Proof can be found in the reaction of the sovereign debt markets. For example Spain. Though Spanish economics and finances did not appreciably improve over the next eighteen months, the yield on the country’s 10 year bond fell from 7.27 percent on July 20th, 2012, to 5.63 percent early that September and to 4.04 percent in May of last year.
A six week rally then brought it back to 4.91 percent from where it has since fallen to 3.18 percent. The current rate is more than a point lower than the 4.25 percent average for the decade before the debt crisis erupted at the end of 2010. According to the credit markets Spanish debt is now safer than at any time since the financial crisis.
If Mr. Draghi and the ECB can be so effective in the very difficult and uncharted circumstances of a sovereign debt crisis, why is the bank's rhetoric so inconsequential now?
The answer is, once again credibility. In 2012 Marico Draghi had a great deal. Now for two reasons, he has very little.
The European Central Bank would prefer a lower euro. Mr. Draghi said as much at the last policy news conference.
The ascendant euro makes export life difficult for every member of the EMU, Spain, Greece, Portugal, France and even powerhouse Germany.
Since July 2012 the euro has gained 14 percent against the dollar and a remarkable 50 percent versus the yen. Such currency strength adds one more burden to a continent struggling with moribund economic growth, record high unemployment and in many countries a shrinking work force.
The main policy rate in the euro zone is 0.25 percent. That is the effective zero bound, where further reductions have little or no effect on monetary or economic conditions.
When the U.S. and the Federal Reserve reached that limit the bank plunged ahead with its various quantities easing programs, the last of which is still running. The economic success of QE is debatable. What is not debatable is its effect in weakening the dollar which has worked in concert with the ECB’s success in ending the debt crisis.
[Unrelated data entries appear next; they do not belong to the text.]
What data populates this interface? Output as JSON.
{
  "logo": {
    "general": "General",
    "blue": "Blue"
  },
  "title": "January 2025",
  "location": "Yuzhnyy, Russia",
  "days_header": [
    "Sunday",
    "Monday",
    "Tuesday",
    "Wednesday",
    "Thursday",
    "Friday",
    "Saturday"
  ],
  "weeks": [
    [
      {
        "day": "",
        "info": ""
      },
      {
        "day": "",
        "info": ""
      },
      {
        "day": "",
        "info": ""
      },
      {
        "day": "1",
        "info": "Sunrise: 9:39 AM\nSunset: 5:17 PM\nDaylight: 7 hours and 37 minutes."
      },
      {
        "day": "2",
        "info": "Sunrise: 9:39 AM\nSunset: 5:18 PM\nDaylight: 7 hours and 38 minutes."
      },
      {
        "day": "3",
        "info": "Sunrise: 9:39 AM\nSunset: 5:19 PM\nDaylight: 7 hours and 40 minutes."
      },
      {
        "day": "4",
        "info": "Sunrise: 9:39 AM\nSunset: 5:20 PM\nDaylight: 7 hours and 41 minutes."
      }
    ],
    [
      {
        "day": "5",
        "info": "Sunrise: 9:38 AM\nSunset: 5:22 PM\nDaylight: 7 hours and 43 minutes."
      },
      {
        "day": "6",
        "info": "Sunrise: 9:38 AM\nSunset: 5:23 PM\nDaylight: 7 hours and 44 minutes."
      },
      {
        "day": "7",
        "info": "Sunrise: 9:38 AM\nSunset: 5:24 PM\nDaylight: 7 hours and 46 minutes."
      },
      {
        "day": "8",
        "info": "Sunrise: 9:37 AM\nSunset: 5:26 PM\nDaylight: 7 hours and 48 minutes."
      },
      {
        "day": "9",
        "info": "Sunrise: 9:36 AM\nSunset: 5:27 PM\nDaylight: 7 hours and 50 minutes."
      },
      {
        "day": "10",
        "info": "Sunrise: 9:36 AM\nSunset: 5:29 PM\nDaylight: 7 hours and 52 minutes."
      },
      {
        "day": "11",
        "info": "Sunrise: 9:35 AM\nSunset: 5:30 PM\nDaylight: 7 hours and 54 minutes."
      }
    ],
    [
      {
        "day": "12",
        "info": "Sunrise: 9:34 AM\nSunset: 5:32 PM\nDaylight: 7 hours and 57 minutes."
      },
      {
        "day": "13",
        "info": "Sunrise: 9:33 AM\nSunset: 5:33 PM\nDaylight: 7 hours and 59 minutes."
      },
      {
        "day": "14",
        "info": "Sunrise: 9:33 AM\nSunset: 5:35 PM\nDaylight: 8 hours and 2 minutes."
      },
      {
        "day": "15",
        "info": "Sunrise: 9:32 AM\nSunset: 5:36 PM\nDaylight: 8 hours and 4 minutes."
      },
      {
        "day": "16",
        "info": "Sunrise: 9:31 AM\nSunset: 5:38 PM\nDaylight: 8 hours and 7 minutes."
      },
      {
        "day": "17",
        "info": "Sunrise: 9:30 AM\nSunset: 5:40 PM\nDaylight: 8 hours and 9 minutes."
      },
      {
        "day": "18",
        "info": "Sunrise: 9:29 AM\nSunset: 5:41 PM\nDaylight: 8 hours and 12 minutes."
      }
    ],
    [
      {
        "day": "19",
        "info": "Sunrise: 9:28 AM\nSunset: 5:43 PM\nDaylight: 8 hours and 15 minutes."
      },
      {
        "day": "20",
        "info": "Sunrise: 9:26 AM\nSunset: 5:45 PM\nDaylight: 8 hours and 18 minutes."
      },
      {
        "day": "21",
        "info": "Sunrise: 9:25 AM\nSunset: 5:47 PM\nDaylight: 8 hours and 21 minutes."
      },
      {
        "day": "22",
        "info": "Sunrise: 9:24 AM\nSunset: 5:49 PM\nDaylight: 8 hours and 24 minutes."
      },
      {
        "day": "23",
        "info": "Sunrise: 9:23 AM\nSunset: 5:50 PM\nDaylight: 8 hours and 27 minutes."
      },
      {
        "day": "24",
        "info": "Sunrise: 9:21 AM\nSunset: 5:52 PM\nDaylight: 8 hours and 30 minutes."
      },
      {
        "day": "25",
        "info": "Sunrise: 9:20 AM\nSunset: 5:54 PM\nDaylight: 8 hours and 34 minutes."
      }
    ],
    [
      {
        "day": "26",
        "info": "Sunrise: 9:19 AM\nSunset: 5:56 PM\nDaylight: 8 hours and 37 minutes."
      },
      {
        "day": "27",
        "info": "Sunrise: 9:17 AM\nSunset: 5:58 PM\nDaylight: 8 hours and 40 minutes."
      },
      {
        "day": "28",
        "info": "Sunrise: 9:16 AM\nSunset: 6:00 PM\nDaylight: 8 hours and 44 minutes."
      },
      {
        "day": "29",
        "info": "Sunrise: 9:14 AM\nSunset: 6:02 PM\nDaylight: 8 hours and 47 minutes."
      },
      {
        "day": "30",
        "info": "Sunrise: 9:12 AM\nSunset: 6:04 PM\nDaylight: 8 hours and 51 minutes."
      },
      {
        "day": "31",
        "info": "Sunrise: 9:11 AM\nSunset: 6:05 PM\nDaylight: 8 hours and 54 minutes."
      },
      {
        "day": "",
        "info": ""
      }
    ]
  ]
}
Over the past six months Mr. Draghi and other European Central Bank officials have mentioned the banks supposed 'toolkit' for alternative monetary policies many times. Negative interest rates, suspension of debt sterilization and asset purchases are all purported to be under consideration.
But despite numerous comments the governors have done nothing. Even the weekend news story outlining an ECB study of quantitative easing, which showed that the printing of one trillion new euros would raise inflation by 0.8 percent fell unheeded.
The ECB has reached its own rhetorical zero bound, where no amount of talk will produce a result unless backed by action.
Mr. Draghi’s second problem is that the Bundesbank, the German central bank, has not spoken with one voice. Despite having at various times endorsed the ending of debt sterilization and negative interest rates, while remaining adamantly opposed to assert purchases, there is doubt that even those accommodations are secure.
This past week Jens Weidmann, the bank President, said that he hadn’t changed his view on asset purchases. This contradicted Mr. Draghi's assertion that ECB policymakers are considering various policies, including those asset purchases.
Mr. Weidmann also stressed the need for EU countries to continue their fiscal and economic reforms and said that monetary policy cannot solve the financial crisis. Presumably one of the problems monetary policy cannot solve is deflation. This does not sound like a policy maker giving approval to Mr. Draghi’s venturesome ideas.
The Bundesbank retains an unofficial veto over ECB policy. There is no certainty that the Germans have agreed to any of the measures that the ECB and Mr. Draghi have been talking about for so long. As long as that doubt remains, ECB rhetoric will likely be moot.